Gabriel est un homme qui vit à l’écart du monde, avec pour seule compagnie ses démons et ses profondes meurtrissures.
Un homme dangereux.
Un matin, il découvre une inconnue qui a trouvé refuge chez lui. Une jeune femme blessée et amnésique.
Qui est-elle ? D’où vient-elle ?

Rappelle-toi qui tu es. Rappelle-toi, vite !
Parce que bientôt, tu seras morte.

★☆☆☆☆ Rien à garder, cette lecture m’a fait perdre mon temps.

Critique :

Il est très rare que je refuse de recevoir un livre pour le chroniquer, ce qui m’a permis de faire de jolies rencontres livresques que je ne manque jamais de conter.

Avec « TOUTES BLESSENT, LA DERNIÈRE TUE », je n’étais pas très convaincue. Une auteure à succès, des prix en veux-tu en voilà et des critiques dithyrambiques par certains lecteurs/trices qui n’ont pas fermé les yeux de la nuit avant d’avoir terminé leur lecture… je me suis dit, tiens ça vaut le coup d’être tenté. J’ai répondu Banco !

Tout de suite, j’ai déchanté et ça s’est vu !
Pas sur mon visage, non… à mes mains, mes doigts.
Quand je lis, je prends toujours des notes, c’est maladif, vital, plaisant, intellectuel… chacun ira de son analyse.
Selon moi, j’éprouve juste le besoin de garder les mots, les parties du texte qui m’ont émue, révoltée, sidérée, questionnée, etc… Des carnets divers et variés se remplissent ainsi des phrases qui m’offriront la joie d’y retrouver le plus fort de mes lectures.

Dès les premières pages de « TOUTES BLESSENT, LA DERNIÈRE TUE » de Karine Giebel, mes doigts sont restés figés, il ne se passait rien dans mon esprit que je ne veuille consigner.

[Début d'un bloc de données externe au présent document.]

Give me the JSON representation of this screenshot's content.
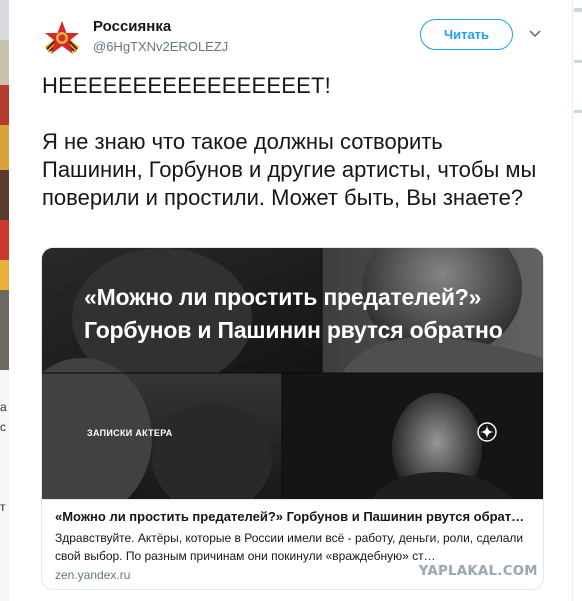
{
  "tweet": {
    "display_name": "Россиянка",
    "handle": "@6HgTXNv2EROLEZJ",
    "follow_label": "Читать",
    "text_lines": [
      "НЕЕЕЕЕЕЕЕЕЕЕЕЕЕЕЕЕТ!",
      "Я не знаю что такое должны сотворить Пашинин, Горбунов и другие артисты, чтобы мы поверили и простили. Может быть, Вы знаете?"
    ]
  },
  "card": {
    "image_headline": "«Можно ли простить предателей?» Горбунов и Пашинин рвутся обратно",
    "image_tag": "ЗАПИСКИ АКТЕРА",
    "title": "«Можно ли простить предателей?» Горбунов и Пашинин рвутся обрат…",
    "description": "Здравствуйте. Актёры, которые в России имели всё - работу, деньги, роли, сделали свой выбор. По разным причинам они покинули «враждебную» ст…",
    "domain": "zen.yandex.ru"
  },
  "watermark": "YAPLAKAL.COM",
  "left_strip_chars": [
    "а",
    "с",
    "т"
  ],
  "icons": {
    "avatar": "ribbon-star-avatar-icon",
    "caret": "chevron-down-icon",
    "badge": "zen-star-icon"
  },
  "colors": {
    "accent": "#1da1f2",
    "text": "#14171a",
    "muted": "#657786",
    "border": "#e1e8ed"
  }
}
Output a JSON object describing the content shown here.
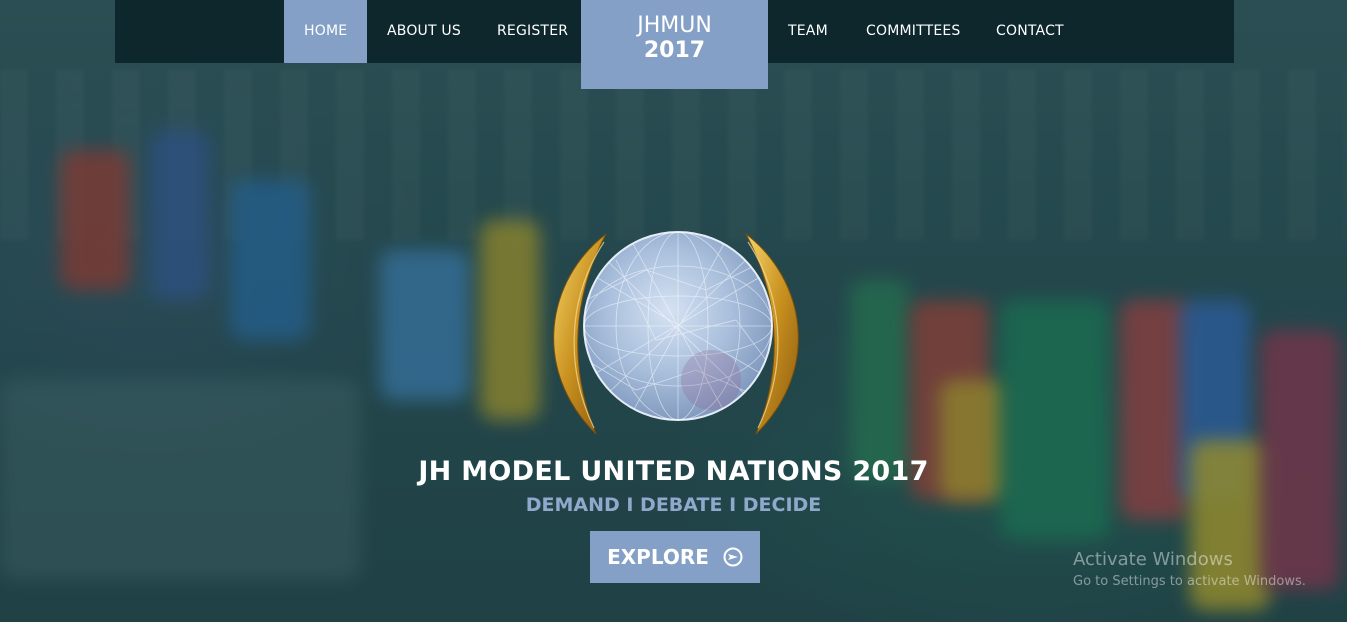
{
  "nav": {
    "items": [
      {
        "label": "HOME",
        "active": true
      },
      {
        "label": "ABOUT US",
        "active": false
      },
      {
        "label": "REGISTER",
        "active": false
      },
      {
        "label": "TEAM",
        "active": false
      },
      {
        "label": "COMMITTEES",
        "active": false
      },
      {
        "label": "CONTACT",
        "active": false
      }
    ],
    "brand": {
      "name": "JHMUN",
      "year": "2017"
    }
  },
  "hero": {
    "title": "JH MODEL UNITED NATIONS 2017",
    "tagline": "DEMAND I DEBATE I DECIDE",
    "explore_label": "EXPLORE",
    "emblem_icon": "globe-laurel-emblem-icon"
  },
  "watermark": {
    "title": "Activate Windows",
    "subtitle": "Go to Settings to activate Windows."
  },
  "colors": {
    "accent": "#84a0c6",
    "navbar": "#0d272c",
    "tagline": "#8fa9cc",
    "overlay": "#183e42"
  }
}
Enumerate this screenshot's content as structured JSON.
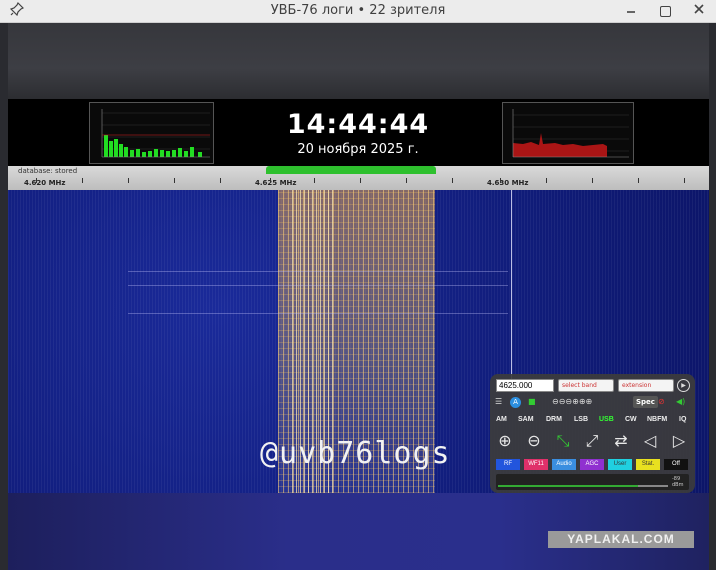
{
  "window": {
    "title": "УВБ-76 логи • 22 зрителя"
  },
  "stream": {
    "clock": "14:44:44",
    "date": "20 ноября 2025 г.",
    "watermark": "@uvb76logs"
  },
  "scale": {
    "database_label": "database: stored",
    "freq_labels": [
      "4.620 MHz",
      "4.625 MHz",
      "4.630 MHz"
    ]
  },
  "panel": {
    "frequency_value": "4625.000",
    "band_select": "select band",
    "ext_select": "extension",
    "spec_label": "Spec",
    "modes": [
      "AM",
      "SAM",
      "DRM",
      "LSB",
      "USB",
      "CW",
      "NBFM",
      "IQ"
    ],
    "active_mode": "USB",
    "colored_buttons": [
      {
        "label": "RF",
        "color": "#2255dd"
      },
      {
        "label": "WF11",
        "color": "#e0306a"
      },
      {
        "label": "Audio",
        "color": "#3a8ee0"
      },
      {
        "label": "AGC",
        "color": "#9030d0"
      },
      {
        "label": "User",
        "color": "#20d0e0"
      },
      {
        "label": "Stat.",
        "color": "#e8e020"
      },
      {
        "label": "Off",
        "color": "#111111"
      }
    ],
    "dbm_value": "-89",
    "dbm_unit": "dBm"
  },
  "site_watermark": "YAPLAKAL.COM",
  "icons": [
    "pin-icon",
    "minimize-icon",
    "maximize-icon",
    "close-icon",
    "play-icon",
    "menu-icon",
    "zoom-in-icon",
    "zoom-out-icon",
    "shrink-icon",
    "expand-icon",
    "swap-icon",
    "prev-icon",
    "next-icon",
    "speaker-icon"
  ]
}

Il faut dire que la violence qui m’a été donnée à lire fut grande : enfant esclave des mains et des mots d’ adultes irresponsables, violents, névrosés, psychopathes, déments, déséquilibrés, tortionnaires, violeurs…
Je continue ?

Certains auraient-ils de bonnes raisons d’agir ainsi, de faire vivre l’enfer à leurs concitoyens ? C’est ce que le texte laisse un peu entendre à demi – mot en nous livrant en fin de roman une explication psychologique ultra simpliste « à la mords-moi le nœud ».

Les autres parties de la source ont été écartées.